Se esta crise sanitária nos levar ao ponto de ruptura nos hospitais (esperemos que não), em que poderá ser necessário decidir a quem atribuir os ventiladores, o critério nunca deverá ser o da idade. Desde logo porque isso não garante o sucesso da hipotética opção. Quem esteve atento ao que se tem passado nas últimas semanas ou meses, um pouco por todo o mundo, apercebeu-se que existem muitos casos de pessoas muito idosas, algumas com mais de 100 anos, que tiveram a sua vida por um fio nos cuidados intensivos, ligadas a um ventilador e, felizmente recuperaram. Por outro lado, algumas pessoas bastantes mais novas e até jovens, se calhar alguns deles com mulher e filhos, infelizmente não resistiram. Portanto, o critério defendido pelo general Eanes não faz qualquer sentido. Apenas chocou e emocionou os mais distraídos e superficiais.
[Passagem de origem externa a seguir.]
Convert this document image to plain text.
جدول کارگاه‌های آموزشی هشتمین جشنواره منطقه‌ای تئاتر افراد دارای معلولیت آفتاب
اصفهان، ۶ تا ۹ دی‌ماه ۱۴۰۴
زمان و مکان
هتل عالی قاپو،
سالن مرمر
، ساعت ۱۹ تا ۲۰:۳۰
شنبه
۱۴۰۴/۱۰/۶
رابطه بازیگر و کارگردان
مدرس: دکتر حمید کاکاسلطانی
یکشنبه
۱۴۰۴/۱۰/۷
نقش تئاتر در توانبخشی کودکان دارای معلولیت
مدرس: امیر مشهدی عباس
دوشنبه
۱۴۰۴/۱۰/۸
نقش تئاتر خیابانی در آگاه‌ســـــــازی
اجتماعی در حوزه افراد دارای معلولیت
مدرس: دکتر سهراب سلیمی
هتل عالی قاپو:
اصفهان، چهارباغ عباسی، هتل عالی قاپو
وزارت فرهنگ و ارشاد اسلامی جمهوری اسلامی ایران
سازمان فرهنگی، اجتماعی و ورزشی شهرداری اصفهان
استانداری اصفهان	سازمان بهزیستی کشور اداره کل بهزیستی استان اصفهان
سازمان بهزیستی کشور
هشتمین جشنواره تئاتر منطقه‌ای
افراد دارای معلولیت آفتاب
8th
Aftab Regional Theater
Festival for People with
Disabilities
Mais ainda, imaginemos essa hipotética situação limite e catastrófica que obrigaria os médicos a ter que optar a quem atribuir os ventiladores. Se fosse seguido o conselho do general Eanes, “os velhos” teriam que dar a vez aos homens mais novos com mulher e filhos. Então, e quando todos “os velhos” já tivessem sucumbido, qual seria o segundo factor preferencial do general Eanes para a atribuição dos ventiladores? Fiquei curioso. Será que iriamos partir para o estatuto social dos maridos com filhos? Ou passaria a contar o número de filhos? Quem tem mais filhos passa à frente? Será que iriamos considerar a profissão de cada um e estabelecer um grau de importância? Do tipo, os patrões devem ter acesso preferencial a ventiladores porque são pessoas que dão emprego a muita gente e a sociedade precisa mais deles do que de um reles operário. Ou então, os sem-abrigo passam a estar no fundo da estratificação de acesso a ventiladores, bem ali junto “aos velhos”, porque já não têm nada para oferecer à sociedade. Mas o que é isto?
Já agora, senhor general Ramalho Eanes, na sua visão “humanista” sobre este assunto, “os velhos” devem dar o ventilador só aos homens que têm mulher e filhos ou a qualquer outro indivíduo significativamente mais novo? Se esse homem for solteiro e não tiver filhos já não merece passar à frente do “velho”?
Caro general Ramalho Eanes, aquilo que o senhor disse foi extremamente irresponsável e desumano. Foi também muito perigoso, porque vindo de alguém com as suas responsabilidades, pode dar azo a situações muito perigosas. Os velhos, como o senhor disse, já são suficientemente mal tratados neste país, não precisam de ouvir conselhos desta estirpe.
O critério, nesta pandemia ou em qualquer outra situação, nunca poderá ser o da idade, do género, da religião, da posição social ou da situação financeira. Não. O critério terá que ser sempre um e um só: o critério clínico. Nada mais.